Universal Item Tokenization for Transferable Generative Recommendation
Bowen Zheng, Hongyu Lu, Yu Chen, Wayne Xin Zhao, Ji-Rong Wen
TL;DR
UTGRec tackles the challenge of transfer in generative recommendation by introducing a universal item tokenizer that encodes items into discrete code sequences using a multimodal large language model and tree structured codebooks. It combines raw content reconstruction with collaborative integration to learn cross domain item semantics and cross domain collaboration signals. The framework pre trains across multiple domains and then fine tunes on downstream domains, preserving learned codebooks while adapting projection layers. Empirical results on four public datasets show UTGRec outperforms traditional, content based, and existing generative baselines, with strong gains on long tail items and cross domain transfer. This work advances transferable generative recommendation by enabling universal multimodal item representations and scalable cross domain learning.
Abstract
Recently, generative recommendation has emerged as a promising paradigm, attracting significant research attention.

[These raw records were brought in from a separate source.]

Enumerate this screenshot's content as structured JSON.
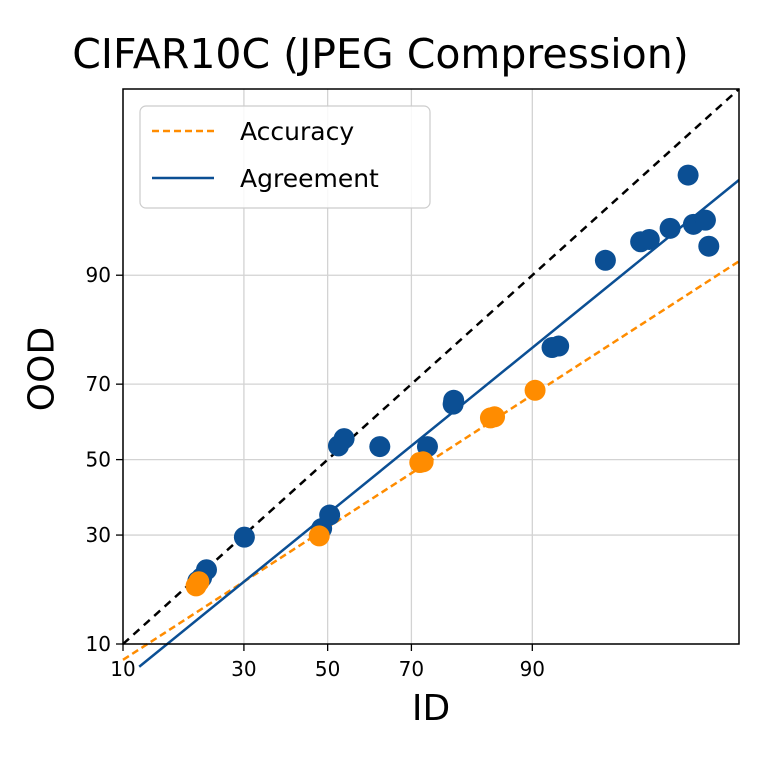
{
  "chart_data": {
    "type": "scatter",
    "title": "CIFAR10C (JPEG Compression)",
    "xlabel": "ID",
    "ylabel": "OOD",
    "scale": "probit",
    "xlim": [
      10,
      99.5
    ],
    "ylim": [
      10,
      99.5
    ],
    "xticks": [
      "10",
      "30",
      "50",
      "70",
      "90"
    ],
    "yticks": [
      "10",
      "30",
      "50",
      "70",
      "90"
    ],
    "grid": true,
    "legend_position": "top-left",
    "colors": {
      "accuracy": "#ff8c00",
      "agreement": "#0b4f94",
      "diagonal": "#000000",
      "grid": "#d3d3d3"
    },
    "series": [
      {
        "name": "Accuracy",
        "style": "dashed-line",
        "fit_line": {
          "x": [
            10,
            99.5
          ],
          "y": [
            8.2,
            91.6
          ]
        },
        "points": [
          {
            "x": 20.5,
            "y": 19.0
          },
          {
            "x": 21.0,
            "y": 19.8
          },
          {
            "x": 47.9,
            "y": 29.8
          },
          {
            "x": 71.8,
            "y": 49.2
          },
          {
            "x": 72.5,
            "y": 49.4
          },
          {
            "x": 84.6,
            "y": 61.4
          },
          {
            "x": 85.2,
            "y": 61.7
          },
          {
            "x": 90.3,
            "y": 68.5
          }
        ]
      },
      {
        "name": "Agreement",
        "style": "solid-line",
        "fit_line": {
          "x": [
            11.9,
            99.5
          ],
          "y": [
            7.5,
            97.4
          ]
        },
        "points": [
          {
            "x": 20.8,
            "y": 19.9
          },
          {
            "x": 21.5,
            "y": 20.6
          },
          {
            "x": 22.4,
            "y": 22.2
          },
          {
            "x": 30.1,
            "y": 29.5
          },
          {
            "x": 48.5,
            "y": 31.6
          },
          {
            "x": 50.5,
            "y": 35.0
          },
          {
            "x": 52.7,
            "y": 53.8
          },
          {
            "x": 54.1,
            "y": 55.8
          },
          {
            "x": 62.8,
            "y": 53.6
          },
          {
            "x": 73.4,
            "y": 53.6
          },
          {
            "x": 78.4,
            "y": 65.0
          },
          {
            "x": 78.5,
            "y": 66.0
          },
          {
            "x": 92.0,
            "y": 78.2
          },
          {
            "x": 92.6,
            "y": 78.5
          },
          {
            "x": 95.9,
            "y": 91.7
          },
          {
            "x": 97.5,
            "y": 93.5
          },
          {
            "x": 97.8,
            "y": 93.7
          },
          {
            "x": 98.4,
            "y": 94.6
          },
          {
            "x": 98.8,
            "y": 97.6
          },
          {
            "x": 98.9,
            "y": 94.9
          },
          {
            "x": 99.1,
            "y": 95.2
          },
          {
            "x": 99.15,
            "y": 93.1
          }
        ]
      },
      {
        "name": "",
        "style": "diagonal",
        "fit_line": {
          "x": [
            10,
            99.5
          ],
          "y": [
            10,
            99.5
          ]
        },
        "points": []
      }
    ]
  }
}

The basic framework involves an item tokenizer, which represents each item as a sequence of codes serving as its identifier, and a generative recommender that predicts the next item by autoregressively generating the target item identifier. However, in existing methods, both the tokenizer and the recommender are typically domain-specific, limiting their ability for effective transfer or adaptation to new domains. To this end, we propose UTGRec, a Universal item Tokenization approach for transferable Generative Recommendation. Specifically, we design a universal item tokenizer for encoding rich item semantics by adapting a multimodal large language model (MLLM). By devising tree-structured codebooks, we discretize content representations into corresponding codes for item tokenization. To effectively learn the universal item tokenizer on multiple domains, we introduce two key techniques in our approach. For raw content reconstruction, we employ dual lightweight decoders to reconstruct item text and images from discrete representations to capture general knowledge embedded in the content. For collaborative knowledge integration, we assume that co-occurring items are similar and integrate collaborative signals through co-occurrence alignment and reconstruction. Finally, we present a joint learning framework to pre-train and adapt the transferable generative recommender across multiple domains. Extensive experiments on four public datasets demonstrate the superiority of UTGRec compared to both traditional and generative recommendation baselines.